Cut the red tape, report tells QAA

七月 19, 2002

A raft of measures designed to cut the burden of accountability faced by academics and university managers is being proposed by a government task force.

The long-awaited report, by the Cabinet Office's Better Regulation Task Force, will next week call on the Quality Assurance Agency to "compress" and water down its ten-volume code of practice for academic standards to make it less prescriptive.

This will be one of several recommendations for reform in five key areas including research funding, data collection and quality assurance. The report will accept that higher education faces an unacceptable level of red tape.

The task force has avoided asking fundamental questions about the existence and role of the QAA because the protracted and delicate negotiations over the "light-touch" quality assurance regime, to be introduced next year, have just ended. It does, however, scrutinise its less popular activities.

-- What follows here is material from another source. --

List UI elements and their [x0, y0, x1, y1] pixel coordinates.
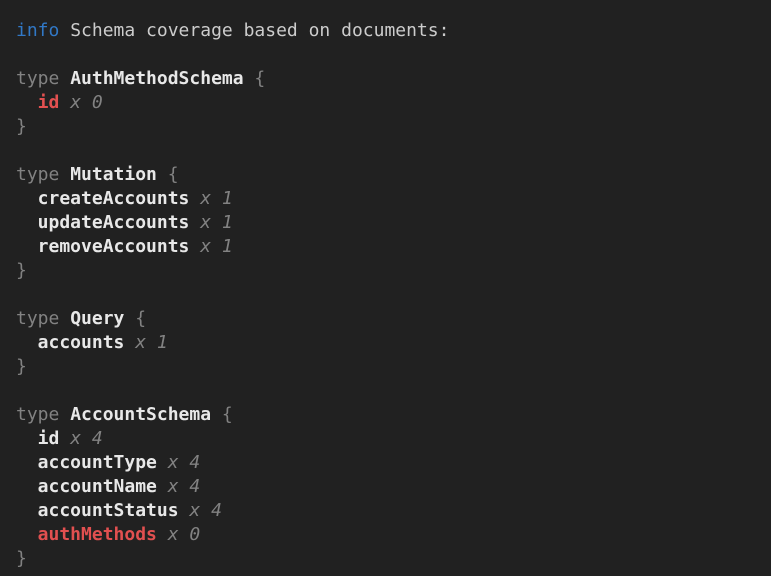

The QAA's code of practice governs universities' approaches to all aspects of quality assurance including external examiners, student assessment, admissions and even careers guidance. The total number of separate rules, called precepts, has now reached 178.

Under a section on reducing the audit burden, the report will recommend that the QAA "simplify and compress" the code. It wants the code to be made more "user friendly and less prescriptive". It will say the QAA should "make clear that its precepts are pointers to good practice and not standards that higher education institutions have to comply with".

The report is unlikely to remove every burden from academics bogged down by financial audit, quality assurance, research bidding, league tables and performance indicators at a time when the Treasury is demanding "something for something" for more investment in the sector. Ensuring that the sector remains accountable will be key.

But many improvements can be expected as the task force makes sure the sector is regulated under the five principles of good regulation: transparency, accountability, targeting, consistency and proportionality.

Research funding is set for a thorough review. Task force education chair Matti Alderson is known to be concerned that the research assessment exercise has consumed vast amounts of time and effort without necessarily increasing funding. The task force also looked at the time and effort university departments wasted by bidding for different pots of money from the research councils, often with little hope of success, and the burden of ensuring that the money is spent properly.

The government is legally obliged to respond to the report's recommendations within 60 days. A Cabinet Office spokeswoman said: "The Department for Education and Skills will coordinate the response. We will expect the DFES to consult with the relevant bodies and use what levers it has to make things happen."